Terminados os ciclos, exames mostraram que eu ainda tinha tumores. Minha médica falou que o melhor era partir para um transplante autólogo de medula. Teria de receber uma dose mais forte de quimioterapia, que correria pelo meu corpo por 24 horas. Feito isso, os médicos tirariam a minha medula e dariam uma carga de quimio nela. Com isso, ela seria recolocada em mim. Isso significaria que ela estaria livre da doença, mas também não teria capacidade de me proteger de nada.

Uma picada de mosquito poderia me matar. Ao receber essa notícia, sofri muito. Além de qualquer coisa poder me matar, teria de ficar em isolamento. De tanto minha mãe insistir, fomos procurar outros médicos. Foram dois onco-hematologistas, de hospitais de referência.

O primeiro disse que se não me curasse do linfoma com radioterapia, entregava o CRM. O segundo também falou que era a melhor indicação para mim. Fiquei sem entender, pois estava conformada que teria de fazer o transplante. Eles me disseram que a minha médica queria atacar uma formiga com um tiro de canhão. Que antes de partir para o procedimento, devia fazer uma tentativa com o tratamento. A perspectiva inicial de 45% de chance de cura. Não era muito, mas também não era pouco.

Decisão difícil

Decidi apostar. Foram 18 sessões de radioterapia. Para fazer o tratamento, tinha de usar uma máscara –feita a partir de um molde da minha cabeça. O artefato era preso na maca, enquanto eu recebia a radioterapia. Na primeira vez, tive uma crise de ansiedade. Meu coração disparou, tive falta de ar, comecei a suar... Antes de iniciar a radio, fui aconselhada a congelar meus óvulos [leia sobre o procedimento abaixo].
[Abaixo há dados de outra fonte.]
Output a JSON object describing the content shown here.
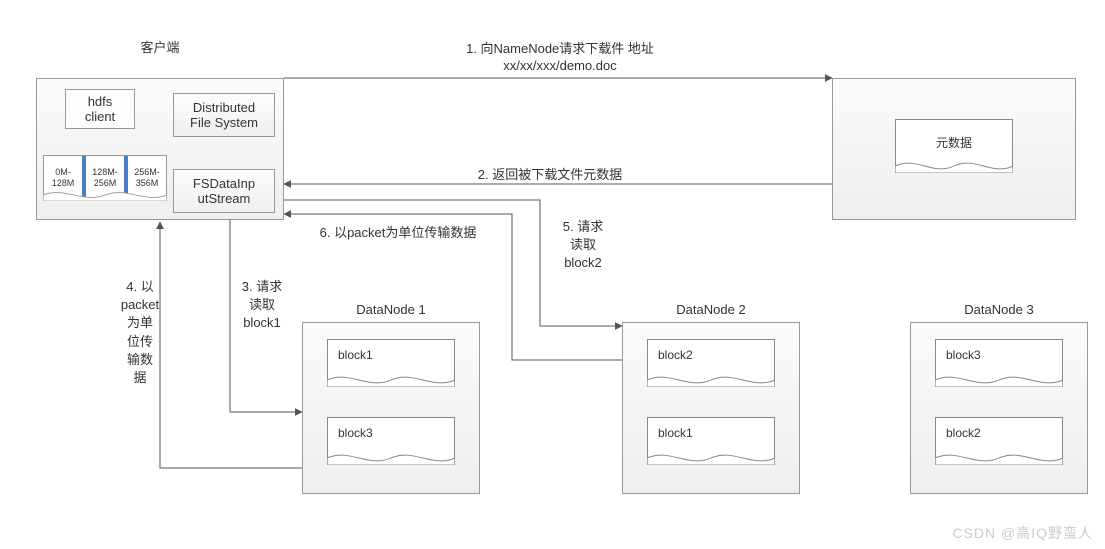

A radioterapia terminou em novembro de 2015. Em janeiro do ano seguinte, era a formatura na faculdade de odontologia e o PET Scan, exame que mostraria se estava ou não doente ainda. Era oradora da turma e fiz dois discursos: um para o caso de estar curada e outro, se não estivesse. Peguei o resultado dois dias antes da cerimônia e só contei para a família.

Na formatura, quando revelei no discurso, fui aplaudida de pé. No começo deste ano, a minha ginecologista pediu para eu parar de tomar o anticoncepcional por quatro meses, para fazer um exame hormonal. No último mês, antes de voltar a tomar a pílula, descobri que estava grávida. Estou com 18 semanas, e o casamento está marcado para outubro de 2018. O nosso filho, a gente já sabe que é um menino, quis vir de convidado.”

Sobre o congelamento de óvulos

Segundo Alfonso Massaguer, ginecologista e especialista em reprodução humana, o processo de congelamento de óvulos começa com uma estimulação hormonal de oito a 11 dias, usando remédios por via oral e/ou subcutânea, a depender de cada caso.
 
Ao longo desse período, são feitas de três a quatro ultrassonografias transvaginais, para checar como está a resposta do ovário a estimulação.
 
Quando os folículos (espécie de bolinhas de água, dentro das quais ficam os óvulos) chegam a aproximadamente 20 mm, é hora da aspiração, que tem de ser feita em centro cirúrgico, com a mulher sedada.
 
A retirada é feita com uma agulha inserida pela vagina. Em geral, são extraídos dez óvulos, que são congelados em nitrogênio líquido a - 196ºC.
 
No caso de pacientes com câncer, o ideal é congelar antes de quimioterapia e de radioterapia. Mas, mesmo após os tratamentos, é possível fazer o procedimento, caso de Barbara.
 
O congelamento também é uma saída para mulheres que queiram ser mães e cheguem aos 35 anos sem perspectiva de concretizar. “É uma forma de ter óvulos de qualidade, mais para frente, quando ela resolver que é hora de engravidar”, diz o especialista.
 
Em média, o procedimento –da estimulação ao congelamento– custa R$ 14 mil. A partir do ano seguinte da coleta, a clínica que armazena o material cobra um valor anual de conservação em torno de R$ 900.